If you were to stop reading here, you might walk away with the impression that Raustiala and Sprigman are part of the “everything should be free” line of reasoning, or are hostile to copyright, full stop. The authors are careful to specify this isn’t the case, however.
“We want to be clear that our claim is not that intellectual property protection becomes unnecessary in a world in which the risk of creative failure is much reduced,” the professors write. “While data mining techniques and algorithms certainly help align content with preferences, they do not eliminate the risk of market failure. The risk of copying by others still justifies some legal protection even if producers are in a much better position than they are at present to anticipate what consumers want. The key question is how much protection is needed, and how the law can adapt to this new competitive terrain.”
The paper is long and wide-ranging, and as such its full contents can’t be comprehensively addressed or dissected here. The professors’ arguments about how and why data-driven content production could mitigate the need for stringent enforcement of copyright and other intellectual property law is well worth recounting though, even in truncated form.
“There are two chief risks for creative production,” Raustiala and Sprigman observe. “One is the risk of market failure – i.e., risk that no one wants to read, or watch, or listen to, or use, the work that the author creates. The other is the risk of market success – i.e., that the work proves to be popular, and that popularity attracts pirates whose unauthorized copies steal away potential customers for the author’s work.”

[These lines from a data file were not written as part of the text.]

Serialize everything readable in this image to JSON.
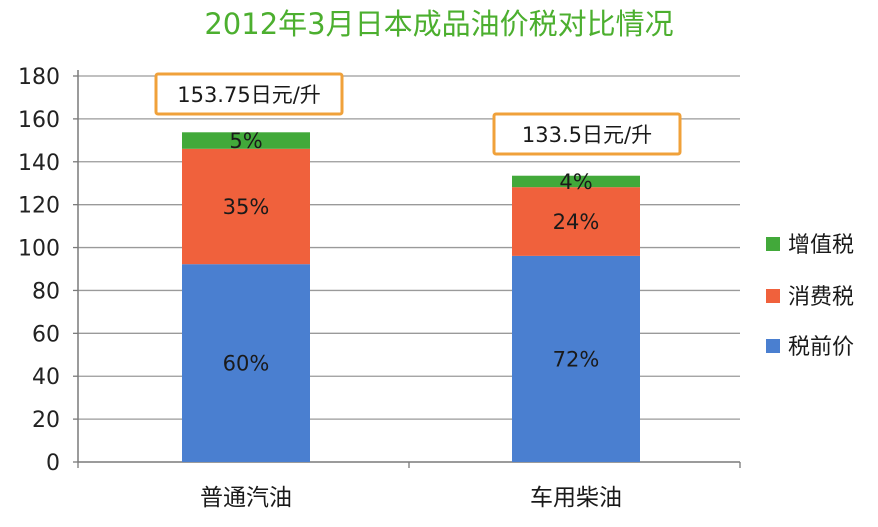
{
  "chart_data": {
    "type": "bar",
    "stacked": true,
    "title": "2012年3月日本成品油价税对比情况",
    "categories": [
      "普通汽油",
      "车用柴油"
    ],
    "ylim": [
      0,
      180
    ],
    "yticks": [
      0,
      20,
      40,
      60,
      80,
      100,
      120,
      140,
      160,
      180
    ],
    "grid": true,
    "legend_position": "right",
    "series": [
      {
        "name": "税前价",
        "values": [
          92.25,
          96.12
        ],
        "labels": [
          "60%",
          "72%"
        ],
        "color": "#4a7fd0"
      },
      {
        "name": "消费税",
        "values": [
          53.81,
          32.04
        ],
        "labels": [
          "35%",
          "24%"
        ],
        "color": "#f0613c"
      },
      {
        "name": "增值税",
        "values": [
          7.69,
          5.34
        ],
        "labels": [
          "5%",
          "4%"
        ],
        "color": "#42a93a"
      }
    ],
    "totals": [
      "153.75日元/升",
      "133.5日元/升"
    ],
    "colors": {
      "title": "#4caf2f",
      "callout_border": "#f0a13a",
      "axis": "#7a7a7a",
      "grid": "#9a9a9a"
    }
  }
}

Having framed the two primary risks of creative production, the authors then turn to the contrasting roles of law and data in mitigating (or failing to mitigate) those risks.
“Intellectual property law, when properly designed and successfully implemented, can reduce the risk of success,” the authors write. “Indeed, the basic premise of copyright law is that the protection afforded helps reduce the risk that copyists will divert away from authors the returns from a successful work… In contrast, copyright (and IP rules generally) have no effect whatsoever on the risk of failure. For most works, the problem is not piracy but a lack of market demand. As a consequence, the risk of failure is at least as important to authors’ creative incentives as the risk of success.”
Essentially, Raustiala and Sprigman argue that a data-driven approach to content production provides more effective mitigation of risk than does the presence and application of IP law.
“In such a world (of data-driven authorship), it may be that producers – at least producers who have access to the massive quantity of consumer preference data that makes data-driven authorship possible – are no longer investing with the same fear of market failure,” they write. “They can invest with greater confidence. Data-driven authorship does not guarantee that works will not fail in the market. But it makes failure less likely.”
There is much more to Raustiala and Sprigman’s paper, of course, including several caveats and qualifiers which identify key differences between MindGeek and mainstream companies that could limit the utility of MindGeek’s data-driven business model to larger outfits with higher production costs.
Some readers will no doubt reflexively reject the professors’ assertions, a reaction the authors anticipate and address within the paper itself, in fact. Still, even if you think they’re flat wrong about copyright (or about MindGeek), their arguments and observations are well worth the time it takes to read them. Plus, appropriately enough given the gist of their arguments, the professors have made their work available on SSRN.com, a site to which anyone can register for free.